In the end Poons Head gave us a great package and the right dates so we jumped on it.  
It’s also a chance to track through some classic gear onto 2-inch tape and keep the performances pretty fresh and raw, which is how we’re looking to do things on this record.  

What are we actually recording?  
I’ll be tracking drums for 12 songs. 3 are short, 8 are 5mins+ and 1 is 12mins.  
There are a couple of acoustic tracks that don’t have drums but will have percussion, so probably way too much material for 1 CD, but not enough for a double… We’ll see how they turn out and decide then. If the fit on a disc, don’t be surprised to see 14-15 songs!  

Does self-produced mean that your album will sound like shit or cum?  
Don’t expect early Bathory, but don’t expect Dark Side of the Moon either.
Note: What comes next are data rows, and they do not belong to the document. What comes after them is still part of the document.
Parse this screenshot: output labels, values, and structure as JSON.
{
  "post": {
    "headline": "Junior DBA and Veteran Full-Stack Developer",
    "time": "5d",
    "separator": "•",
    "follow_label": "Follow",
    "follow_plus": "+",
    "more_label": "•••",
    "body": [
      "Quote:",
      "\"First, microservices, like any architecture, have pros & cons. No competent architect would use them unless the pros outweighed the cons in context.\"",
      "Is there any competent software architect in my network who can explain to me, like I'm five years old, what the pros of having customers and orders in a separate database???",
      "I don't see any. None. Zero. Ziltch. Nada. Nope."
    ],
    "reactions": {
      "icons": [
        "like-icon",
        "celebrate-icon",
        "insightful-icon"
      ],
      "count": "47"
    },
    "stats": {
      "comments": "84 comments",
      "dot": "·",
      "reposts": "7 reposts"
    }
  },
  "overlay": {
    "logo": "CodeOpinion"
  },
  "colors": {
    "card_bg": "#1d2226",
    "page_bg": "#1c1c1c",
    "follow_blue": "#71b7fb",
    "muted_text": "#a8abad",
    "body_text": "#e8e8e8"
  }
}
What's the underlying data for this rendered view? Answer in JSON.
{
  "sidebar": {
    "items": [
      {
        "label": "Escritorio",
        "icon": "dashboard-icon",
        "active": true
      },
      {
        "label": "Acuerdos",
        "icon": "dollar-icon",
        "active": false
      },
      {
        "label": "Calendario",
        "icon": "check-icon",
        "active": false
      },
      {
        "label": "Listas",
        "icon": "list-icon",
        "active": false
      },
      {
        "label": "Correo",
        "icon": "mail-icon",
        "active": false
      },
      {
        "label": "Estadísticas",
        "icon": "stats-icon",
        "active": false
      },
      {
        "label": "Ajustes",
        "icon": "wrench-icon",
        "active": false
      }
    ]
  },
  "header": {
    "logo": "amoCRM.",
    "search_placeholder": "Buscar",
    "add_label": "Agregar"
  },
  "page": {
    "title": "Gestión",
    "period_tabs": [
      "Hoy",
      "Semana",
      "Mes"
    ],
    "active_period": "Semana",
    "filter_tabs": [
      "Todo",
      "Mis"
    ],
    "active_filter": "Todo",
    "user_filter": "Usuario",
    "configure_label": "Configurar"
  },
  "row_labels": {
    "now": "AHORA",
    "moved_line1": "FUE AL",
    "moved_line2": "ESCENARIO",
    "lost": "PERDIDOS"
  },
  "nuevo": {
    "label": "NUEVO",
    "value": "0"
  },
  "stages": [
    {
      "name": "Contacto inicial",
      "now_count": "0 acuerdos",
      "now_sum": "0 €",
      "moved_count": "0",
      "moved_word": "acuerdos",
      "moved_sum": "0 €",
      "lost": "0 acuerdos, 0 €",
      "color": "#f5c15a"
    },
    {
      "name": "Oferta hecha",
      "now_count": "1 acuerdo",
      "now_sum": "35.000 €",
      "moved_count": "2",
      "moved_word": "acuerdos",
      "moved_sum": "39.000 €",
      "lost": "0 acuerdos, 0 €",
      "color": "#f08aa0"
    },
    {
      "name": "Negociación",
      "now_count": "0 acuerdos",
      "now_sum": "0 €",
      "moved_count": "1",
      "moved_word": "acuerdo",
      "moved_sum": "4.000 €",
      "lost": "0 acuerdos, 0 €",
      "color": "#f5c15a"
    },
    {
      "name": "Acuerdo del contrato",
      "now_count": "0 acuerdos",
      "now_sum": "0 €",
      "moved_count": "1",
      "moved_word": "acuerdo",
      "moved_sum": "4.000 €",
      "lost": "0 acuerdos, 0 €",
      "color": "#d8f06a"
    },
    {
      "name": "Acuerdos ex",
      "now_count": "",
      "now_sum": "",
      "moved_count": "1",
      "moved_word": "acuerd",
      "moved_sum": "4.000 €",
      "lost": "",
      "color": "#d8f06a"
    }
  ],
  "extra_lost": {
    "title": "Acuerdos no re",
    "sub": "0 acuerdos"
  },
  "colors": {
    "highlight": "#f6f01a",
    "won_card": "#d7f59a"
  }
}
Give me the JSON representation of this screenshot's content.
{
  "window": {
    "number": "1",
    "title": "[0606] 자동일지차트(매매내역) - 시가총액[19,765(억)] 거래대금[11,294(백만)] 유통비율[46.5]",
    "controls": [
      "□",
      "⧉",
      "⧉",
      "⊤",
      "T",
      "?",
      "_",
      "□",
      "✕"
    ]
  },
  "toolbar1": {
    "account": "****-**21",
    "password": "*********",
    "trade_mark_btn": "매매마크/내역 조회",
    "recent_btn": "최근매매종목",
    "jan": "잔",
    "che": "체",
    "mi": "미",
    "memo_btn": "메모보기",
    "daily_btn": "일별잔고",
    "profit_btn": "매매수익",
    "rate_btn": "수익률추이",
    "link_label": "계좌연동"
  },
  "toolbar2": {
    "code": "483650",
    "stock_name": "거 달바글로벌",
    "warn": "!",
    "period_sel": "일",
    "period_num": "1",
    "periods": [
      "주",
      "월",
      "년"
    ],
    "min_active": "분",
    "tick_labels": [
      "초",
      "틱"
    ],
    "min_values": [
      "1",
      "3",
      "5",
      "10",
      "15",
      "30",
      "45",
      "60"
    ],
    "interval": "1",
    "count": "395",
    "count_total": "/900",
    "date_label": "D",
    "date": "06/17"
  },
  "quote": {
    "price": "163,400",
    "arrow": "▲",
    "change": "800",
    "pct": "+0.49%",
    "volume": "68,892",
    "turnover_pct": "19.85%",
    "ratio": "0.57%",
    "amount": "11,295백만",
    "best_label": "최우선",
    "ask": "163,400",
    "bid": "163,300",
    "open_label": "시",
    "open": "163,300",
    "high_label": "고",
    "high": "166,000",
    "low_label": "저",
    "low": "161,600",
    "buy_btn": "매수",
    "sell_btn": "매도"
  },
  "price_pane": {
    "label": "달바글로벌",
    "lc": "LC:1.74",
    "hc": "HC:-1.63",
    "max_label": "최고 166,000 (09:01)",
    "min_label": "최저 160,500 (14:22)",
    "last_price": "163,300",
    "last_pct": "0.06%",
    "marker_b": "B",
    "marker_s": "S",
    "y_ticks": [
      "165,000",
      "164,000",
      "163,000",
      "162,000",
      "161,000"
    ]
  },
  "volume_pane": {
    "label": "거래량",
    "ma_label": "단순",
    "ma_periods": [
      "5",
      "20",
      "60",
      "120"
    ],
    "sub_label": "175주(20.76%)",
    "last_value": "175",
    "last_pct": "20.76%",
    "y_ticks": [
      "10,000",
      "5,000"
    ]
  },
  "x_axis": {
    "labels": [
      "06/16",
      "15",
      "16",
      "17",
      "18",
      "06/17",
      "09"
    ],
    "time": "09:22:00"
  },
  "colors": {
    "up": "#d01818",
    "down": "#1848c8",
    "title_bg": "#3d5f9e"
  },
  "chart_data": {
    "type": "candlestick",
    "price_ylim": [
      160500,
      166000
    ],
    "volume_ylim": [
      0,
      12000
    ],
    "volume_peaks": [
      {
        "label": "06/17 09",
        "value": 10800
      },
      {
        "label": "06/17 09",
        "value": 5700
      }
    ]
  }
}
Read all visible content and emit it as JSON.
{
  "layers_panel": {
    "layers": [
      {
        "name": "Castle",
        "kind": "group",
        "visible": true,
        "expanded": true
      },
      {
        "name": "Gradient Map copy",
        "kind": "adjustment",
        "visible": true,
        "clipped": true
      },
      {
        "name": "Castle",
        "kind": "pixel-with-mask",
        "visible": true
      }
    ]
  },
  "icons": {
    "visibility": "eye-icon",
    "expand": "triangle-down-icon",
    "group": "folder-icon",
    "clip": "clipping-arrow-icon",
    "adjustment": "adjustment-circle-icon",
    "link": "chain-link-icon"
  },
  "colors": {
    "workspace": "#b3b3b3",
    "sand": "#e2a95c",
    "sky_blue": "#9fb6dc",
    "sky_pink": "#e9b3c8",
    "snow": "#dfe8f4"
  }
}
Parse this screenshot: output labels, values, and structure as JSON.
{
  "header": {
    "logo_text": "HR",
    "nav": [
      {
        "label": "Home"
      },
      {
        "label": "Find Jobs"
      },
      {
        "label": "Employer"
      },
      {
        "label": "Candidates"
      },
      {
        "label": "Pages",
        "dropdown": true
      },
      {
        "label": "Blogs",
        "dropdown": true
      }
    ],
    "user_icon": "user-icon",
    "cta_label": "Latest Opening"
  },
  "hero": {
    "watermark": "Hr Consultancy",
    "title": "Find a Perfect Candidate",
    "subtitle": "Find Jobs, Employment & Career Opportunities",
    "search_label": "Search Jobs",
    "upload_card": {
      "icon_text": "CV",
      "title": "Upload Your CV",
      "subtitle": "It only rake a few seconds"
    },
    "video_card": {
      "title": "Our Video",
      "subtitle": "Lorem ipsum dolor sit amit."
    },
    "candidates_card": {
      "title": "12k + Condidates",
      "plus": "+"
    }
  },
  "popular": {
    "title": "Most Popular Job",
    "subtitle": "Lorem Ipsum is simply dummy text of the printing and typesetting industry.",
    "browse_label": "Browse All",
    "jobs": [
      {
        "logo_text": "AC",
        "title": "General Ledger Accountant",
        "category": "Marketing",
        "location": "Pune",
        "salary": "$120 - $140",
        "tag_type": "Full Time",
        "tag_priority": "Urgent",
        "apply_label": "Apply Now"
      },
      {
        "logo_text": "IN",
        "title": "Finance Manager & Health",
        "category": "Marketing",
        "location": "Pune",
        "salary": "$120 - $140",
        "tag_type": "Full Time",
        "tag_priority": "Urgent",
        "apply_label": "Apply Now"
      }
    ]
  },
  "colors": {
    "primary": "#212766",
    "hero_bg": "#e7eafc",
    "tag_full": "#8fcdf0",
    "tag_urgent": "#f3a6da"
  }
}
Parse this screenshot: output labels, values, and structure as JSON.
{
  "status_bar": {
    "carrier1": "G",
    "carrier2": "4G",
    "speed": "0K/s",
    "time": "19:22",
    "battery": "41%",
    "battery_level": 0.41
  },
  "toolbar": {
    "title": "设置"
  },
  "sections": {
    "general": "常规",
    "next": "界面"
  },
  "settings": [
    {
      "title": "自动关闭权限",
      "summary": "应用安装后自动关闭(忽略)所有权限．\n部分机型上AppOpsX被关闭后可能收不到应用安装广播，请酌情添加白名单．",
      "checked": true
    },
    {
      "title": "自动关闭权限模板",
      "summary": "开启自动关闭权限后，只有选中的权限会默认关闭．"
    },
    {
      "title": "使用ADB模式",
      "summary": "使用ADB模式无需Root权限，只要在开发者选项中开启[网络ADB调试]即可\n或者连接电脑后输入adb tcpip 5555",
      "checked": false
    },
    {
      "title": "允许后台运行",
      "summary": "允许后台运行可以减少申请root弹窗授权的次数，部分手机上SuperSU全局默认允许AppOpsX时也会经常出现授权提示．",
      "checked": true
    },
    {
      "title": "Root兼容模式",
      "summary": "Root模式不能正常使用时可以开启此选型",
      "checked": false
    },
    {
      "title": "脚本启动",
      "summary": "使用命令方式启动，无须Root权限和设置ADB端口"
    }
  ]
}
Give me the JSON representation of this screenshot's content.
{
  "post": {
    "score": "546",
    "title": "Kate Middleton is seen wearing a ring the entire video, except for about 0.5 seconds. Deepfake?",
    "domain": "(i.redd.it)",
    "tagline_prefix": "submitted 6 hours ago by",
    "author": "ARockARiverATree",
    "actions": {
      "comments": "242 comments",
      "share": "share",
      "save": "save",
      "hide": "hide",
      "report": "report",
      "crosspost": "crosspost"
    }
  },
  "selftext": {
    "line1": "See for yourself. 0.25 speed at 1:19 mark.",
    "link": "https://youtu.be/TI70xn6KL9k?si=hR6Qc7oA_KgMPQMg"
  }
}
While we definitely have high hopes for the sound of this record, it’s a huge task and we’re all very aware of our (my) limitations. But we have a clear and reasonable goal in mind, and we’re confident we can pull it off. I can guarantee we’ll run into problems, and I’ll be detailing them along with our progress – and of course photos and videos etc too.  
We’ll be experimenting with a few things we’ve never had the time to do, and we’ll be spending a bit more time on live percussion and more involved soundscapes and samples. So to answer your question Amos it will be a load of cummy-shit. Which is pretty good right?  

That’s probably all that needs to be said at this point. Drums start this Thursday Feb 28th.